Durante el resto del viaje no pude dejar de pensar en la destrucción que ocasionó en España aquel Ejército francés, ebrio de vino, progresismo e ilustración. El terrible saqueo de Córdoba. La destrucción deliberada del mausoleo de los reyes de León en la increíble Colegiata de San Isidoro. La voladura del castillo de Burgos, hermosos ejemplo de arquitectura militar de España. Y tantas, tantísimas, cosas más.
Fui recordando más vivencias relacionadas con el objeto de mis reflexiones. Como una visita al imprescindible monasterio de Poblet, que guarda otra de las raíces sobre las que se asienta el frondoso árbol de nuestra frondosa historia: el mausoleo de los reyes de Aragón, joya del gótico explosivo, que también fue objeto de las atenciones del progresismo ilustrado. Incendiado por las «turbas liberales» durante el trienio revolucionario (1820 – 1823), fue posteriormente desvalijado a fondo después de la revolución de 1834, cuando los mismos vecinos destrozaron a conciencia las tumbas de los reyes de Aragón.
Y es que la revolución liberal, tan justa y benéfica ella, supuso otra ordalía para nuestro patrimonio. Los excesos «ilustrados y modernizadores» se llevaron por delante personas y monumentos con frenesí iconoclasta. Incontables obras de arte fueron destruidas y/o saqueadas, a veces llevándose por delante a las personas que las cuidaban, con especial atención a las consagradas. Como sucedió en Madrid en 1835, donde fueron asesinados salvajemente un centenar de monjes, ante la indiferencia culpable de unas autoridades que disponían de suficientes recursos para evitarlo. Y no se trató de hechos espontáneos. Hay bastantes pruebas de lo contrario.
Pero esto no fue nada en comparación de lo que sucedió con una de las mayores agresiones de la época moderna a la tradición, la historia y la cultura de todo un pueblo. De toda una comunidad, asentada secularmente en un conjunto de creencias y valores, básicamente de carácter religioso. Porque esto es lo que fue, en términos generales, la malhadada desamortización impuesta por la arbitrariedad de los gobiernos progresistas.
Sin duda existieron factores económicos de peso que justifican, al menos parcialmente, las decisiones tomadas. Sobre todo la gigantesca deuda pública, que se había producido en gran parte como consecuencia del despilfarro borbónico. Pero también la necesidad de liberar la economía y la hacienda de las rigideces acumuladas por la ineficacia del antiguo régimen.

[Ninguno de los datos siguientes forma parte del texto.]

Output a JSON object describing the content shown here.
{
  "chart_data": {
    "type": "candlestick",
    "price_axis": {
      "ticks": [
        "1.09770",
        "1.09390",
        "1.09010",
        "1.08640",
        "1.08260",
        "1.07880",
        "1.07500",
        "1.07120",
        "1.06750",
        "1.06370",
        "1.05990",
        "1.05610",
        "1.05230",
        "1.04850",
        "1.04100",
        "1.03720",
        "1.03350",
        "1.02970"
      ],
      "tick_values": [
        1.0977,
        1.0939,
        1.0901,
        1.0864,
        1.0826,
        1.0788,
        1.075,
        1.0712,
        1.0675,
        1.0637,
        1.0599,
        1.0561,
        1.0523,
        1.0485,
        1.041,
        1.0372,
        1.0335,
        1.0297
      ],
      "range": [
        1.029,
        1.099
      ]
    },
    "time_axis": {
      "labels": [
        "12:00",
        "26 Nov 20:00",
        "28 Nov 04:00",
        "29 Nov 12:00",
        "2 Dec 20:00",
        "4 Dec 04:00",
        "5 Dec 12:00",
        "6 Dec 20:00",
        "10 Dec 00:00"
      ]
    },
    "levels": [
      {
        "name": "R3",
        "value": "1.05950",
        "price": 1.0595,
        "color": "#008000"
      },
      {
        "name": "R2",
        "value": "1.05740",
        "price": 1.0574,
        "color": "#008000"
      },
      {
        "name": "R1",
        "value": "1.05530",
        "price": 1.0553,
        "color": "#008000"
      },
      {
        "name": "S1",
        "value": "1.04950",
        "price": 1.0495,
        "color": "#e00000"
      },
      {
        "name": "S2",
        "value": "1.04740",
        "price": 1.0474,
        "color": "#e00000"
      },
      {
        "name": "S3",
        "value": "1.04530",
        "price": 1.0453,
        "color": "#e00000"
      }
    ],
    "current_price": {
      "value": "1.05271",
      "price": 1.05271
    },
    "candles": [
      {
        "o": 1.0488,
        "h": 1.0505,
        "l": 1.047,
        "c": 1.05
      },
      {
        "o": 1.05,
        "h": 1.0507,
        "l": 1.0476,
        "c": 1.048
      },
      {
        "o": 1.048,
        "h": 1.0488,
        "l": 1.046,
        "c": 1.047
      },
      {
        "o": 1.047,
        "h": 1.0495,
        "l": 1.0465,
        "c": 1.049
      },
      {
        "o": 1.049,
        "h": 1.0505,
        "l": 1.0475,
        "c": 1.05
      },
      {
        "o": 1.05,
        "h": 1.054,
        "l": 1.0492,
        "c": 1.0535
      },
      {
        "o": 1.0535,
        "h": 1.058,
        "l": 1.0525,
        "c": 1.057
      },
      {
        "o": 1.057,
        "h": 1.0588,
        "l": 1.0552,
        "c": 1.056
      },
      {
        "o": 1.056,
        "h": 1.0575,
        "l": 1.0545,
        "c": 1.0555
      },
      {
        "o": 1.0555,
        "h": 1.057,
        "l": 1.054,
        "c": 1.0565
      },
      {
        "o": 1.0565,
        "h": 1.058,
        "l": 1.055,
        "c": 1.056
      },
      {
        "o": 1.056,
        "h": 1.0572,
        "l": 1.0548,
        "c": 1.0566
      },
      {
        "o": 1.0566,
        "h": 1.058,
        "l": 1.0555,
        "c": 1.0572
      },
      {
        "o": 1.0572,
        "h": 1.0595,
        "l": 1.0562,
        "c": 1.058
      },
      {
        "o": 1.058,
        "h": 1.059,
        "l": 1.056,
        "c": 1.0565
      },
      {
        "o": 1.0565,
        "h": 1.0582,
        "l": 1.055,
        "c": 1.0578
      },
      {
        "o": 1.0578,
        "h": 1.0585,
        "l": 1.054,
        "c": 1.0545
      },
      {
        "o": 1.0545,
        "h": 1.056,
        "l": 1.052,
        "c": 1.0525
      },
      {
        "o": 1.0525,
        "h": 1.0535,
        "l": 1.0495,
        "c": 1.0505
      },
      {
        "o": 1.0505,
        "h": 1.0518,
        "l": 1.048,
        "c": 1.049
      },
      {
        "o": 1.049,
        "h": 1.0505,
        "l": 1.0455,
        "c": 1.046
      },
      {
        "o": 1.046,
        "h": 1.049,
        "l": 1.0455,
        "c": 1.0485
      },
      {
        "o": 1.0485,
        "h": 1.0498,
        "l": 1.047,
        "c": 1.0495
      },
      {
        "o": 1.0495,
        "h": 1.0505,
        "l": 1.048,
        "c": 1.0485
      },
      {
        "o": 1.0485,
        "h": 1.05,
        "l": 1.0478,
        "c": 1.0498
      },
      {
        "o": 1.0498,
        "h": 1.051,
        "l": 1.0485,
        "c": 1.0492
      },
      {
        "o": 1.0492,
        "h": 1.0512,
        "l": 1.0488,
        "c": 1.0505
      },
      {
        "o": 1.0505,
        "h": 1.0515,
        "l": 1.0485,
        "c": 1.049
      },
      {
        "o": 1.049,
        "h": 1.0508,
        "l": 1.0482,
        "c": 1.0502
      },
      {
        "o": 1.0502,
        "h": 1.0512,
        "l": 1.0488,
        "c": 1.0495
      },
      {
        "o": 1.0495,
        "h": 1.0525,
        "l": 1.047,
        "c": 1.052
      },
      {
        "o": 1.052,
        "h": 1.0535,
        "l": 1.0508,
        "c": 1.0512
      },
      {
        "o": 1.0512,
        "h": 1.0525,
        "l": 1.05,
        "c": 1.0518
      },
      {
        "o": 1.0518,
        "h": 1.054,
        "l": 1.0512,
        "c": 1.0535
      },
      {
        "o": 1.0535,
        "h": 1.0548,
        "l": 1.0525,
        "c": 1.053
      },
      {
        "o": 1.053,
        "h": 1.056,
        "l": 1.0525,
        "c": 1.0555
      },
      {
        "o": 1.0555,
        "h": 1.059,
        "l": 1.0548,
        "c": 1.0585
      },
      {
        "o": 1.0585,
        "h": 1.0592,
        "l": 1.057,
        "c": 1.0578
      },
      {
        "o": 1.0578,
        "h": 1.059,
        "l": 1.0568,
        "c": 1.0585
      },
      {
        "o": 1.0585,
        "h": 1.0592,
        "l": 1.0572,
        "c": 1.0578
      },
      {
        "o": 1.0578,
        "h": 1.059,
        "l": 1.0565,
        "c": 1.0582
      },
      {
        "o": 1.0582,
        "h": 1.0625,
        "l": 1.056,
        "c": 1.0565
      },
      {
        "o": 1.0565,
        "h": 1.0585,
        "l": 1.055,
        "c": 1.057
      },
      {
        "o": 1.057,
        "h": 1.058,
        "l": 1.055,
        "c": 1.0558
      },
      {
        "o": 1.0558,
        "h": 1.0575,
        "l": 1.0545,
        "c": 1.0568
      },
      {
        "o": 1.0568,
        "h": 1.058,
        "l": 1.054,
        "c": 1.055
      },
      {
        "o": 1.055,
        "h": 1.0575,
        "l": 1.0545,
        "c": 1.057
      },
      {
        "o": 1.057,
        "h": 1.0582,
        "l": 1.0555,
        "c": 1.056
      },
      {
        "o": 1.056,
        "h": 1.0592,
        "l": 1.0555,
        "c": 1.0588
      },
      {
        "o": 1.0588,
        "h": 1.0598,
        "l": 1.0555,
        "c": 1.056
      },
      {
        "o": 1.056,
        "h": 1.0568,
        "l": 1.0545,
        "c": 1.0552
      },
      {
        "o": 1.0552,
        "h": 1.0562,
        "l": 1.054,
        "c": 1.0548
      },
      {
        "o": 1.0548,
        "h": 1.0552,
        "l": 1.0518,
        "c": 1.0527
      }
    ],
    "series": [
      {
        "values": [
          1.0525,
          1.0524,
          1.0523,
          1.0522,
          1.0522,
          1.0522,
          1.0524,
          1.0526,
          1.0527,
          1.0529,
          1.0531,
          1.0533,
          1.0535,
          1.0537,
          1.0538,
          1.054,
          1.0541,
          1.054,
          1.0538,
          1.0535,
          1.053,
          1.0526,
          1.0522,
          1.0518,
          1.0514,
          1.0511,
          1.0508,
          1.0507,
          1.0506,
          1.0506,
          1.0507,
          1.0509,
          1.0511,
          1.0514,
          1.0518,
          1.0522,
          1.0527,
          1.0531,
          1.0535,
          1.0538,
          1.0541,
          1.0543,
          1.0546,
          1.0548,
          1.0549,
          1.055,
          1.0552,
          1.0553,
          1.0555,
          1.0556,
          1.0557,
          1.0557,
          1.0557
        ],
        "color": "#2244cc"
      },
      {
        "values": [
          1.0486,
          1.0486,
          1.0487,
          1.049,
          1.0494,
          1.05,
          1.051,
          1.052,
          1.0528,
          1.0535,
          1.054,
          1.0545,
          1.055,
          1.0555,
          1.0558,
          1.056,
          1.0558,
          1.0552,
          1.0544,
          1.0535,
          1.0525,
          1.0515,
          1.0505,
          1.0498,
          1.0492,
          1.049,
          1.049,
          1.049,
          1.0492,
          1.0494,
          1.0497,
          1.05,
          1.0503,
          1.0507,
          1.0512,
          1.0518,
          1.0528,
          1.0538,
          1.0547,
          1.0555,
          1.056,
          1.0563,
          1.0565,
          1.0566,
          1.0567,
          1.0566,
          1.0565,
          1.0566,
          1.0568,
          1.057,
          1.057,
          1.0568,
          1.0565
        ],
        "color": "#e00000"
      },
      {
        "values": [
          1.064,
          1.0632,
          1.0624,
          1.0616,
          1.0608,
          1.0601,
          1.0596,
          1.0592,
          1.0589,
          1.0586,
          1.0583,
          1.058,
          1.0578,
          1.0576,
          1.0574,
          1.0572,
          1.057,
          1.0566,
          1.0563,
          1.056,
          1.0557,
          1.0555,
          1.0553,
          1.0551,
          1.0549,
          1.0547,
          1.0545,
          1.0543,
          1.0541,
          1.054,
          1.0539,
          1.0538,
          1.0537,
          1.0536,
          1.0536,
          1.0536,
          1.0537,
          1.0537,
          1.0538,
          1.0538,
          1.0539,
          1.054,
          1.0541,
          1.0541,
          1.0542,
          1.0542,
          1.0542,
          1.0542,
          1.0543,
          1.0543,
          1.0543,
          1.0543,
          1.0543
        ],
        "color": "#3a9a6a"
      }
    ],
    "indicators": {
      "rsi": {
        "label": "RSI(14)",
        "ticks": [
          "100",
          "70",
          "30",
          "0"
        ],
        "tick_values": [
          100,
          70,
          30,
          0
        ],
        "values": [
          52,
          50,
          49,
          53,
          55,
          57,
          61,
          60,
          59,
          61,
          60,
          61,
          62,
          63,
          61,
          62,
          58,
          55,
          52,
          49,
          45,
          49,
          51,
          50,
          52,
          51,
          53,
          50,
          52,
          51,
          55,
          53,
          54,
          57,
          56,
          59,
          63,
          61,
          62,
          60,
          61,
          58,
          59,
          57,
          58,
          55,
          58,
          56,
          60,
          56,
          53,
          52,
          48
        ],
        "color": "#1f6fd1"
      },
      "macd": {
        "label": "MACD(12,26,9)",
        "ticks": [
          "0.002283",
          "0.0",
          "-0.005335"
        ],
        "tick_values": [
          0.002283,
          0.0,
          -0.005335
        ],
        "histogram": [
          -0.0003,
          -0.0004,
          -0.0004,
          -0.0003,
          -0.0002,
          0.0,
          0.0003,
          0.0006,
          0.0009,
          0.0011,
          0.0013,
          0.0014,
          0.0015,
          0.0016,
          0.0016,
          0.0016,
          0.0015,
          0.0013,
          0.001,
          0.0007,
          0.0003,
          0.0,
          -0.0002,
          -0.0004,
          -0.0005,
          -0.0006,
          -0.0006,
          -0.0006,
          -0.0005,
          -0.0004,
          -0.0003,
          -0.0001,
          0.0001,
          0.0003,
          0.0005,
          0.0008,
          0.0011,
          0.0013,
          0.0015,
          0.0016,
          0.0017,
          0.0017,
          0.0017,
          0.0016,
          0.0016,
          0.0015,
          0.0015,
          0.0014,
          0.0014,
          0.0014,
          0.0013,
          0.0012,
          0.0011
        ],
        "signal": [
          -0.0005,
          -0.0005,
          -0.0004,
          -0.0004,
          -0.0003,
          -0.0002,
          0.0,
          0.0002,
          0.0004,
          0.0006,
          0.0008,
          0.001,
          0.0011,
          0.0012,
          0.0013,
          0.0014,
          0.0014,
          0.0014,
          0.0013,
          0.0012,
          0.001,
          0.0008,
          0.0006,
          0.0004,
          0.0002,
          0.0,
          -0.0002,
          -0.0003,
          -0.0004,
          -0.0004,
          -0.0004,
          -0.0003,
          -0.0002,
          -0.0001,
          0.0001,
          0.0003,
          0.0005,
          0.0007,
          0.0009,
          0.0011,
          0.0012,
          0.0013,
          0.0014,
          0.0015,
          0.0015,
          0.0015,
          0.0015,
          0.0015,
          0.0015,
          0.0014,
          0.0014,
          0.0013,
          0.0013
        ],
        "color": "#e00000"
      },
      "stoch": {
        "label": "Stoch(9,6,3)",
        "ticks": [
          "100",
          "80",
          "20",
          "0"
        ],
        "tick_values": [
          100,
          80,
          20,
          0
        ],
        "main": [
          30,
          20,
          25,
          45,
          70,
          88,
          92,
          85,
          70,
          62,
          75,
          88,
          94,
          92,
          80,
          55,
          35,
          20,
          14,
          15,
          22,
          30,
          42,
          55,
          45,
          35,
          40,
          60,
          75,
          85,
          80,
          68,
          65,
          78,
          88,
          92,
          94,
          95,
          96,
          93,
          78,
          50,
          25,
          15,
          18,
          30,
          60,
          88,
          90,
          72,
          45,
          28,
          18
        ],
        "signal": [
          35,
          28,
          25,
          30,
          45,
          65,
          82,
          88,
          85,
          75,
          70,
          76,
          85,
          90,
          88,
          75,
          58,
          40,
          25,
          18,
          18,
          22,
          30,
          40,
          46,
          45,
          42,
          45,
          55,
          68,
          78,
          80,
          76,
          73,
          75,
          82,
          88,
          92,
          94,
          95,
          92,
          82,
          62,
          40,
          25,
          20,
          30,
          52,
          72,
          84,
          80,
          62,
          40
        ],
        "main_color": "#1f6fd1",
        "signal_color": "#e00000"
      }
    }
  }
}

Pero la forma en que se ejecutó la desamortización fue desastrosa, arbitraria y corrupta. Ya en tiempos de Carlos III, se habían producido graves daños a causa del triste destino dado a los bienes usurpados a la Compañía de Jesús. Un caso de despotismo muy poco ilustrado. Los costes patrimoniales fueron tremendos, tanto en la península como en las Provincias Americanas. Los monumentales esqueletos ruinosos de los templos de las gloriosas Misiones Jesuíticas en Argentina y Paraguay, son silenciosos testigos de tamaña barbaridad.
Luego vinieron las dos grandes oleadas desamortizadoras realizadas por gobiernos progresistas y que han recibido el nombre de los ministros que las impulsaron: Mendizábal y Madoz. La primera de ellas, realizada en 1835 y 1836, se centró en los bienes tanto de los monasterios como en los del clero secular. Los costes humanos y sociales que produjo fueron altísimos. La segunda se realizó durante el bienio progresista de 1855 – 1856, dirigida por Madoz y Espartero. Se centró, sobre todo, en los bienes llamados «de propios» y comunales. Estos bienes eran fundamentales para la vida de los pueblos, puesto que en ellos pastaba el ganado de quien no tenía tierras, además de ser la fuente fundamental de leña para los lugareños.

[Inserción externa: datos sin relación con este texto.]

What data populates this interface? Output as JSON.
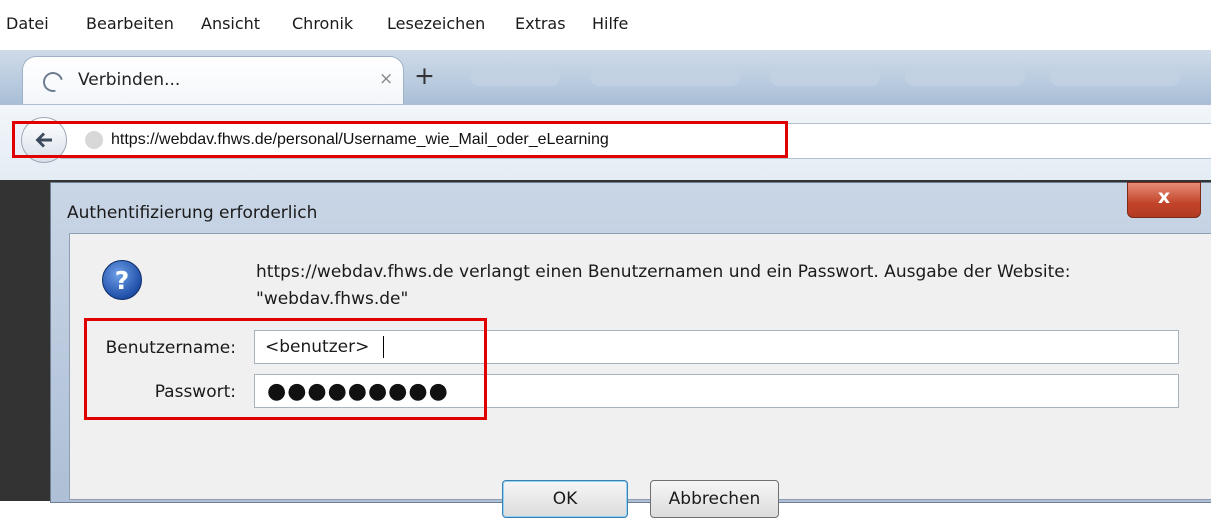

Ambas supusieron una destrucción incalificable de patrimonio. Monumentos, tanto religiosos como seculares malvendidos, cuando no abandonados y saqueados. Bibliotecas quemadas para hacer sitio. Colecciones invalorables de arte descuidadas y finalmente desaparecidas. Además el segundo proceso tuvo consecuencias nefastas para el patrimonio natural de nuestra patria. Los patrimonios comunales consistían, en gran parte, en bosques de uso colectivo para los vecinos, que fueron generalmente adquiridos por miembros de la creciente burguesía urbana que los deforestaron para hacer dinero rápido, mediante la enajenación de la madera atesorada por los vecinos durante generaciones.

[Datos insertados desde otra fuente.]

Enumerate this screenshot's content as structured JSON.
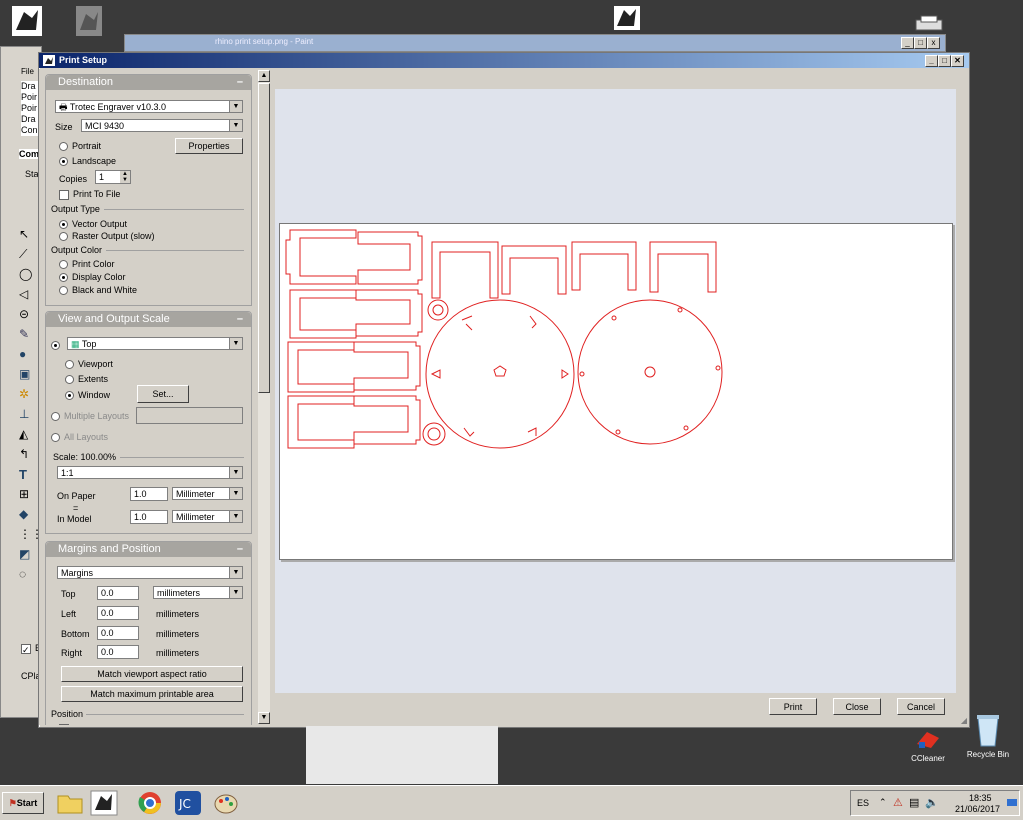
{
  "desktop": {
    "icons": [
      {
        "name": "rhino-icon",
        "label": ""
      },
      {
        "name": "rhino-gray-icon",
        "label": ""
      },
      {
        "name": "rhino-top-icon",
        "label": ""
      },
      {
        "name": "printer-desktop-icon",
        "label": ""
      },
      {
        "name": "ccleaner-icon",
        "label": "CCleaner"
      },
      {
        "name": "recycle-bin-icon",
        "label": "Recycle Bin"
      }
    ]
  },
  "background_window": {
    "title": "rhino print setup.png - Paint"
  },
  "rhino_sidebar": {
    "menu": "File",
    "items": [
      "Dra",
      "Poir",
      "Poir",
      "Dra",
      "Con"
    ],
    "command_label": "Com",
    "tab_label": "Sta",
    "cplane_label": "CPla",
    "check_label": "E"
  },
  "window": {
    "title": "Print Setup",
    "controls": {
      "minimize": "_",
      "maximize": "□",
      "close": "✕"
    }
  },
  "destination": {
    "header": "Destination",
    "collapse": "–",
    "printer": "Trotec Engraver v10.3.0",
    "size_label": "Size",
    "size_value": "MCI 9430",
    "portrait": "Portrait",
    "landscape": "Landscape",
    "properties": "Properties",
    "copies_label": "Copies",
    "copies_value": "1",
    "print_to_file": "Print To File",
    "output_type_label": "Output Type",
    "vector_output": "Vector Output",
    "raster_output": "Raster Output (slow)",
    "output_color_label": "Output Color",
    "print_color": "Print Color",
    "display_color": "Display Color",
    "black_white": "Black and White"
  },
  "view_scale": {
    "header": "View and Output Scale",
    "collapse": "–",
    "view_value": "Top",
    "viewport": "Viewport",
    "extents": "Extents",
    "window": "Window",
    "set_button": "Set...",
    "multiple_layouts": "Multiple Layouts",
    "all_layouts": "All Layouts",
    "scale_label": "Scale: 100.00%",
    "scale_value": "1:1",
    "on_paper_label": "On Paper",
    "on_paper_value": "1.0",
    "on_paper_unit": "Millimeter",
    "equals": "=",
    "in_model_label": "In Model",
    "in_model_value": "1.0",
    "in_model_unit": "Millimeter"
  },
  "margins": {
    "header": "Margins and Position",
    "collapse": "–",
    "mode": "Margins",
    "top_label": "Top",
    "top_value": "0.0",
    "top_unit": "millimeters",
    "left_label": "Left",
    "left_value": "0.0",
    "left_unit": "millimeters",
    "bottom_label": "Bottom",
    "bottom_value": "0.0",
    "bottom_unit": "millimeters",
    "right_label": "Right",
    "right_value": "0.0",
    "right_unit": "millimeters",
    "match_aspect": "Match viewport aspect ratio",
    "match_printable": "Match maximum printable area",
    "position_label": "Position"
  },
  "buttons": {
    "print": "Print",
    "close": "Close",
    "cancel": "Cancel"
  },
  "taskbar": {
    "start": "Start",
    "language": "ES",
    "time": "18:35",
    "date": "21/06/2017"
  },
  "colors": {
    "linework": "#e02020",
    "title_active": "#0a246a",
    "panel_header": "#a7a5a0"
  }
}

Después llegó la «Gloriosa Revolución» de 1868. Aunque no tuvo motivaciones religiosas, la actitud general de las nuevas autoridades se distinguió por la vesania con la que reiniciaron su persecución destructiva contra todos los símbolos que despreciaban. El odio antirreligioso se propagó con rapidez por todo el arco Mediterráneo y el sur de la península, con incendios, asaltos y usurpaciones incontables que se llevaron por delante otra buena porción de nuestro patrimonio. Como ejemplo destacado puede destacarse el de la Junta Revolucionaria de Sevilla que decretó la destrucción de 47 templos hispalenses. Nada menos. Y entre ellos la iglesia de San Miguel, una joya extraordinaria del arte mudéjar, entregada de forma inmisericorde a la piqueta.
Y para terminar, de momento, vino la Guerra Civil. Hablar de lo que sucedió durante la República y la Guerra Civil es hablar del más bárbaro de los asaltos destructivos al patrimonio de nuestro pueblo. Y digo conscientemente pueblo, en lugar de patria o nación. Porque la gente consideraba suyos los edificios que se destruían y las obras de arte que se quemaban. Y sentían que con aquellas destrucciones desaparecía parte del alma colectiva con la que se sentían identificados, que les constituía. Resalto un hecho al respecto que me conmovió en lo más hondo. Hace un par de años. La exposición en el Museo del Prado de la única escultura de Miguel Ángel existente en España: el San Juan Bautista joven de Úbeda, después de su cuidada restauración. Fue reducido a fragmentos por miembros del sindicato de ferroviarios de la UGT, a los que no se puede considerar «masas incultas». La belleza del «Sanjuanito» sigue siendo inmarcesible.
Ahora vuelven a resonar por doquier nuevas voces estruendosas y amargas que llaman a eliminar los símbolos que les molestan. Como si borrando los símbolos pudieran borrar la historia que recuerdan. Como si sus propuestas brutales sirviesen para otra cosa que para intentar imponer su versión a los que pensamos de forma diferente. Posiblemente en los próximos años asistiremos a una nueva ordalía de destrucción de testimonios de belleza encarnada en piedra. Una destrucción que estará progresistamente justificada y además, esta vez, debidamente legalizada.
Y para colmo de agravios, tendremos que soportar, lo más insoportable: la despectiva «superioridad moral» de los autoproclamados progresistas, que a pesar de sus demoledores antecedentes siguen considerándose ejemplares promotores de la cultura, admiradores preclaros del arte, defensores incansables del patrimonio.